The Pizza Problem in Paris
Though it’s been a good twenty-five years now, I am still recovering from the shock I experienced during the course of a meal at Pizza Pino on the Champs Elysees. Why, you’re surely wondering, would anyone eat pizza in Paris? Well it was a rainy Sunday night in August, and Mom and Dad, with the four of us in tow, decided to take the low road and head for the pizzeria just around the corner from our hotel in the rue Marignan. We’d eaten in bistros for the previous five nights, and with the rain and the effort of trying to find anything French open on a Sunday in August, the siren sound of the local pizzeria was heard and answered.
What ensued was an experience of communal familial hilarity that was never to be repeated. I mean after all, coming from Connecticut, we know our pizza, and so the menu at Pizza Pino was so utterly demented that we had trouble keeping a straight face when the waiter came to take our order. It was tough, in fact, to decide which was the weirdest pizza on this menu. Maybe the Pizza Hawaiian with PINEAPPLE slices!? Or the one with the fried eggs! Or a topping of salad!!! Clearly, we decided, the French didn’t get pizza at all.
Like most blanket judgements, this one turned out to be wrong–despite the gruff service, I love Pizza Etienne in Marseilles, and in Paris, Pizza Vesuvio in Saint Germain does a perfectly honorable pie for a perfectly reasonable price.

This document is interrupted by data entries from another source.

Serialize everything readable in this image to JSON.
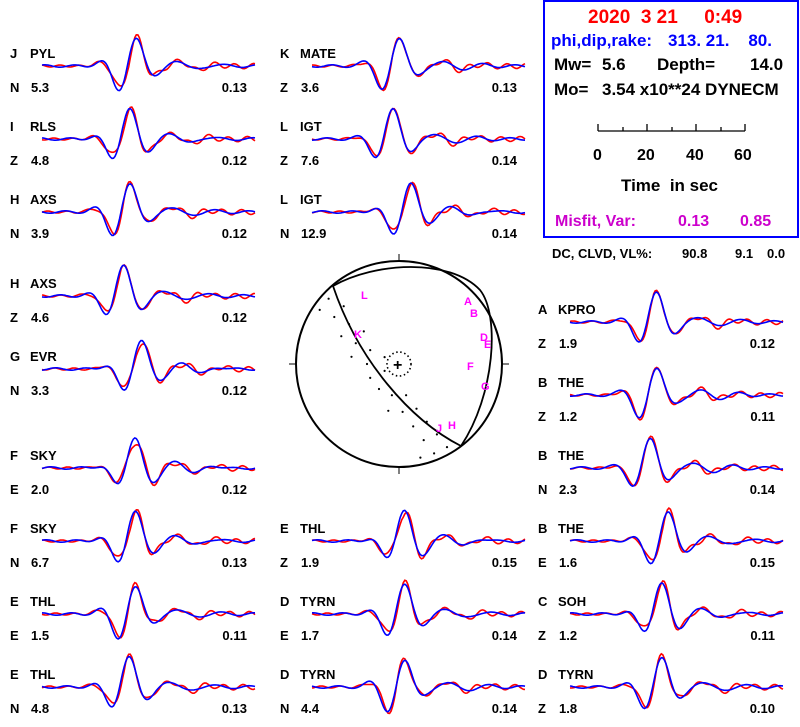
{
  "colors": {
    "observed": "#ff0000",
    "synthetic": "#0000ff",
    "frame": "#0000ff",
    "misfit": "#cc00cc",
    "station_letters": "#ff00ff",
    "text": "#000000",
    "title": "#ff0000",
    "mechanism": "#0000ff"
  },
  "header": {
    "date_time": "2020  3 21     0:49",
    "mechanism_label": "phi,dip,rake:",
    "mechanism_values": "313. 21.    80.",
    "mw_label": "Mw=",
    "mw_value": "5.6",
    "depth_label": "Depth=",
    "depth_value": "14.0",
    "mo_label": "Mo=",
    "mo_value": "3.54 x10**24 DYNECM",
    "time_scale": {
      "ticks": [
        "0",
        "20",
        "40",
        "60"
      ],
      "label": "Time  in sec"
    },
    "misfit_label": "Misfit, Var:",
    "misfit_value": "0.13",
    "var_value": "0.85"
  },
  "dc_clvd": {
    "label": "DC, CLVD, VL%:",
    "dc": "90.8",
    "clvd": "9.1",
    "vl": "0.0"
  },
  "beachball": {
    "station_letters": [
      "L",
      "K",
      "A",
      "B",
      "D",
      "E",
      "F",
      "G",
      "J",
      "H"
    ]
  },
  "traces": [
    {
      "code": "J",
      "station": "PYL",
      "comp": "N",
      "distance": "5.3",
      "misfit": "0.13",
      "seed": 1
    },
    {
      "code": "I",
      "station": "RLS",
      "comp": "Z",
      "distance": "4.8",
      "misfit": "0.12",
      "seed": 2
    },
    {
      "code": "H",
      "station": "AXS",
      "comp": "N",
      "distance": "3.9",
      "misfit": "0.12",
      "seed": 3
    },
    {
      "code": "H",
      "station": "AXS",
      "comp": "Z",
      "distance": "4.6",
      "misfit": "0.12",
      "seed": 4
    },
    {
      "code": "G",
      "station": "EVR",
      "comp": "N",
      "distance": "3.3",
      "misfit": "0.12",
      "seed": 5
    },
    {
      "code": "F",
      "station": "SKY",
      "comp": "E",
      "distance": "2.0",
      "misfit": "0.12",
      "seed": 6
    },
    {
      "code": "F",
      "station": "SKY",
      "comp": "N",
      "distance": "6.7",
      "misfit": "0.13",
      "seed": 7
    },
    {
      "code": "E",
      "station": "THL",
      "comp": "E",
      "distance": "1.5",
      "misfit": "0.11",
      "seed": 8
    },
    {
      "code": "E",
      "station": "THL",
      "comp": "N",
      "distance": "4.8",
      "misfit": "0.13",
      "seed": 9
    },
    {
      "code": "K",
      "station": "MATE",
      "comp": "Z",
      "distance": "3.6",
      "misfit": "0.13",
      "seed": 10
    },
    {
      "code": "L",
      "station": "IGT",
      "comp": "Z",
      "distance": "7.6",
      "misfit": "0.14",
      "seed": 11
    },
    {
      "code": "L",
      "station": "IGT",
      "comp": "N",
      "distance": "12.9",
      "misfit": "0.14",
      "seed": 12
    },
    {
      "code": "E",
      "station": "THL",
      "comp": "Z",
      "distance": "1.9",
      "misfit": "0.15",
      "seed": 13
    },
    {
      "code": "D",
      "station": "TYRN",
      "comp": "E",
      "distance": "1.7",
      "misfit": "0.14",
      "seed": 14
    },
    {
      "code": "D",
      "station": "TYRN",
      "comp": "N",
      "distance": "4.4",
      "misfit": "0.14",
      "seed": 15
    },
    {
      "code": "A",
      "station": "KPRO",
      "comp": "Z",
      "distance": "1.9",
      "misfit": "0.12",
      "seed": 16
    },
    {
      "code": "B",
      "station": "THE",
      "comp": "Z",
      "distance": "1.2",
      "misfit": "0.11",
      "seed": 17
    },
    {
      "code": "B",
      "station": "THE",
      "comp": "N",
      "distance": "2.3",
      "misfit": "0.14",
      "seed": 18
    },
    {
      "code": "B",
      "station": "THE",
      "comp": "E",
      "distance": "1.6",
      "misfit": "0.15",
      "seed": 19
    },
    {
      "code": "C",
      "station": "SOH",
      "comp": "Z",
      "distance": "1.2",
      "misfit": "0.11",
      "seed": 20
    },
    {
      "code": "D",
      "station": "TYRN",
      "comp": "Z",
      "distance": "1.8",
      "misfit": "0.10",
      "seed": 21
    }
  ]
}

Unfortunately, however, a spate of recent openings in Paris prove that the French still regard the pizza like the gastronomic equivalent of finger painting, with the base being a blank canvas that’s waiting to be enchanced by odd, expensive and sometimes odd and expensive ingredients. A case in point is the teeth-grindingly named Pizza Chic in Saint-Germain. WIth its trying-too-hard rococo decor, absurdly high prices and pizzas garnished with everything from lardo di colonnata (exquisite Italian fatback best eaten raw) and truffles its a casebook study in Gallic pizza vandalism, but Pizza Chic is just one of the latest outbreak of boffo pizzerias in Paris. Al Taglio in the 11th, which serves sheet pizza, is another, along with the truly deranged Alice Pizza in Montmartre, where I encountered a pizza topped with gorgonzola, marscapone, Parmesan, arugula and Balsamic vinegar-raspberry syrup the other day.
If I were the Italian ambassador to France, I’d send Alice Pizza the diplomatic equivalent of a cease-and-desist letter. In the meantime, I’m happy to head for my old standby, which is Pizza Vesuvio in Saint Germain. They bake their pies in a wood-burning bee-hive oven, are graciously willing to add a couple of capers to a Margherita if asked, and serve decent Italian reds by the half-bottle and carafe. They’re also open seven days a week, and so when the pizza urge strikes, it can be easily satisfied by heading for this place, which really is the only pizzeria I’d recommend in Paris.
Pizza Vesuvio, 1 rue Gozlin, 6th, 01.43.54.94.78. Metro: Saint-Germain-des-Pres.